NOTE: I know there are similar questions to this, but the ones on this website are much more complex, and I'd like to get a basic understanding before moving on to them. Please do not mark this as a duplicate.
On a practice quiz:
Use inc-exc to determine the number of solutions to $a+b+c+d = 15$ with $0 \leq a,b,c,d \leq 6$
Here's what I have so far:
Let $A_1$ be the solution to $a+b+c+d=15$ with $a\geq 7, 0\leq b,c,d$
Let $A_2$ be the solution to $a+b+c+d=15$ with $b\geq 7, 0\leq a,c,d$
Let $A_3$ be the solution to $a+b+c+d=15$ with $c\geq 7, 0\leq a,b,d$
Let $A_4$ be the solution to $a+b+c+d=15$ with $d\geq 7, 0\leq a,b,c$
$|A_1 \cup A_2 \cup A_3 \cup A_4| = C(4,1) \cdot C((4+4-1), 4) - \dotsb $
And this is where I get stuck. I found my first term using the logic that I want to count $|A_1|+|A_2|+|A_3|+|A_4|$. How do I continue this to find the rest of the terms? I know what to do after I find the number of non-solutions, just subtract it from the total non-restricted solutions...but I can't figure out how to find the number of non-solutions!
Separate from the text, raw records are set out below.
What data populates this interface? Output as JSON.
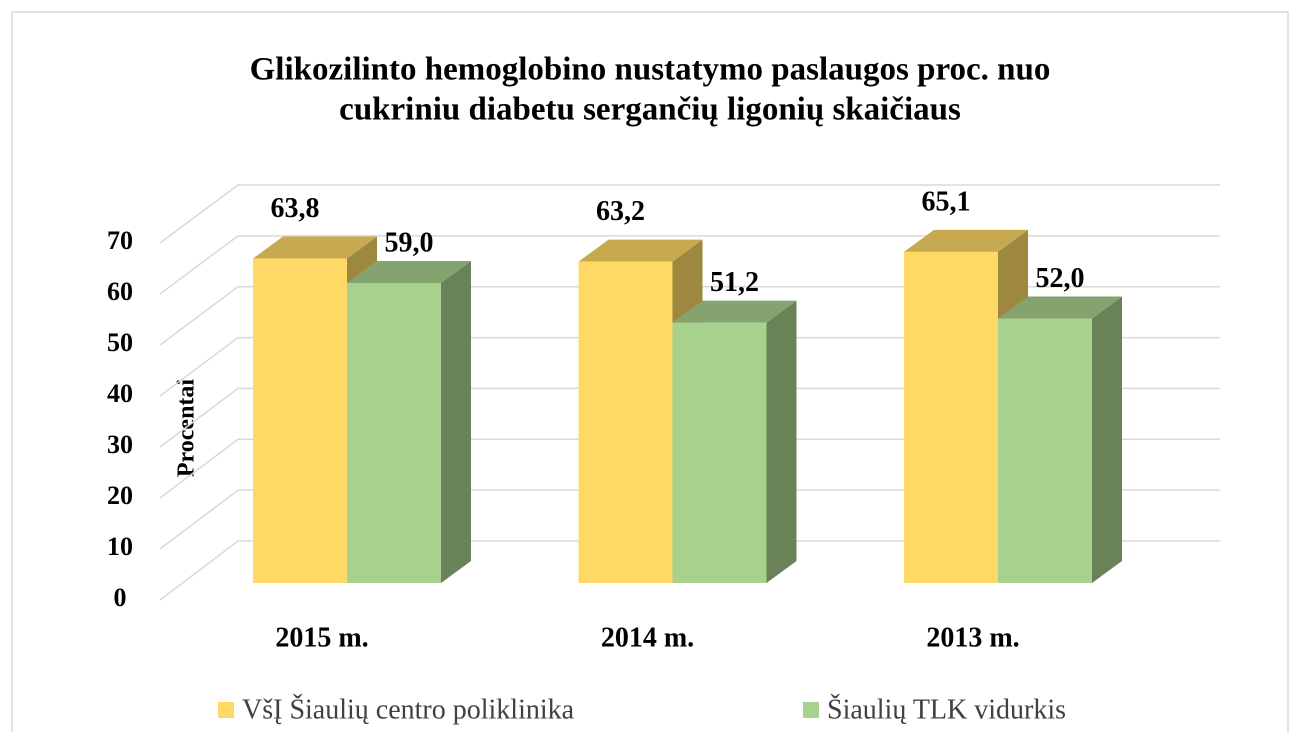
{
  "chart_data": {
    "type": "bar3d",
    "title": "Glikozilinto hemoglobino nustatymo paslaugos proc. nuo",
    "title_line2": "cukriniu diabetu sergančių ligonių skaičiaus",
    "y_axis_label": "Procentai",
    "categories": [
      "2015 m.",
      "2014 m.",
      "2013 m."
    ],
    "series": [
      {
        "name": "VšĮ Šiaulių centro poliklinika",
        "color": "#FFD966",
        "values": [
          63.8,
          63.2,
          65.1
        ],
        "value_labels": [
          "63,8",
          "63,2",
          "65,1"
        ]
      },
      {
        "name": "Šiaulių TLK vidurkis",
        "color": "#A9D18E",
        "values": [
          59.0,
          51.2,
          52.0
        ],
        "value_labels": [
          "59,0",
          "51,2",
          "52,0"
        ]
      }
    ],
    "ylim": [
      0,
      70
    ],
    "yticks": [
      0,
      10,
      20,
      30,
      40,
      50,
      60,
      70
    ],
    "grid": true,
    "legend": "bottom"
  }
}
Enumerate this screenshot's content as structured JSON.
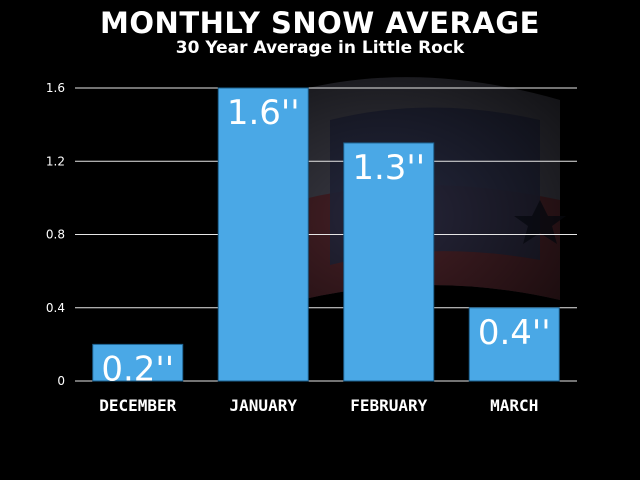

Any help would be greatly appreciated, thanks.
Generating Functions
Look at the coefficient of $x^{15}$ in $\left(1+x+x^2+x^3+\dots+x^6\right)^4$: $$ \begin{align} \left(\frac{1-x^7}{1-x}\right)^4 &=\sum_{j=0}^4(-1)^j\binom{4}{j}x^{7j}\sum_{k=0}^\infty(-1)^k\binom{-4}{k}x^k\\ &=\sum_{j=0}^4(-1)^j\binom{4}{j}x^{7j}\sum_{k=0}^\infty\binom{k+3}{k}x^k \end{align} $$ which is $$ \sum_{j=0}^2(-1)^j\binom{4}{j}\binom{18-7j}{3}=180 $$
Inclusion-Exclusion
Without restriction on the size of the terms, using the standard $\mid$ and $\circ$ argument ($15$ $\circ$s and $3$ $\mid$s), there are $\binom{15+3}{3}$ ways to choose 4 non-negative integers that sum to $15$. $$ \text{one sum for each arrangement}\\ 2+4+6+3=\circ\,\circ\mid \circ\circ\circ\,\circ\mid \circ\circ\circ\circ\circ\,\circ\mid \circ\circ\circ $$ Now let's count how many ways there are to have terms greater than $6$. There are $\binom{4}{1}$ ways to choose which $1$ term should be greater than $6$. To count the number of sums with $1$ term at least $7$, that would be $\binom{15-7+3}{3}$. $$ \text{consider the red group atomic}\\ 2+8+4+1=\circ\,\circ\mid\color{#C00000}{\circ\circ\circ\circ\circ\circ\circ}\,\circ\mid\circ\circ\circ\,\circ\mid\circ $$ There are $\binom{4}{2}$ ways to choose which $2$ terms should be greater than $6$. To count the number of sums with $2$ terms at least $7$, that would be $\binom{15-14+3}{3}$. $$ 7+0+7+1=\color{#C00000}{\circ\circ\circ\circ\circ\circ\,\circ}\mid\mid\color{#C00000}{\circ\circ\circ\circ\circ\circ\circ}\mid\circ $$ There is no way for $3$ terms to be greater than $6$. Inclusion-Exclusion says there are $$ \binom{18}{3}-\binom{4}{1}\binom{11}{3}+\binom{4}{2}\binom{4}{3}=180 $$ ways for $4$ terms to sum to $15$ with each term at most $6$.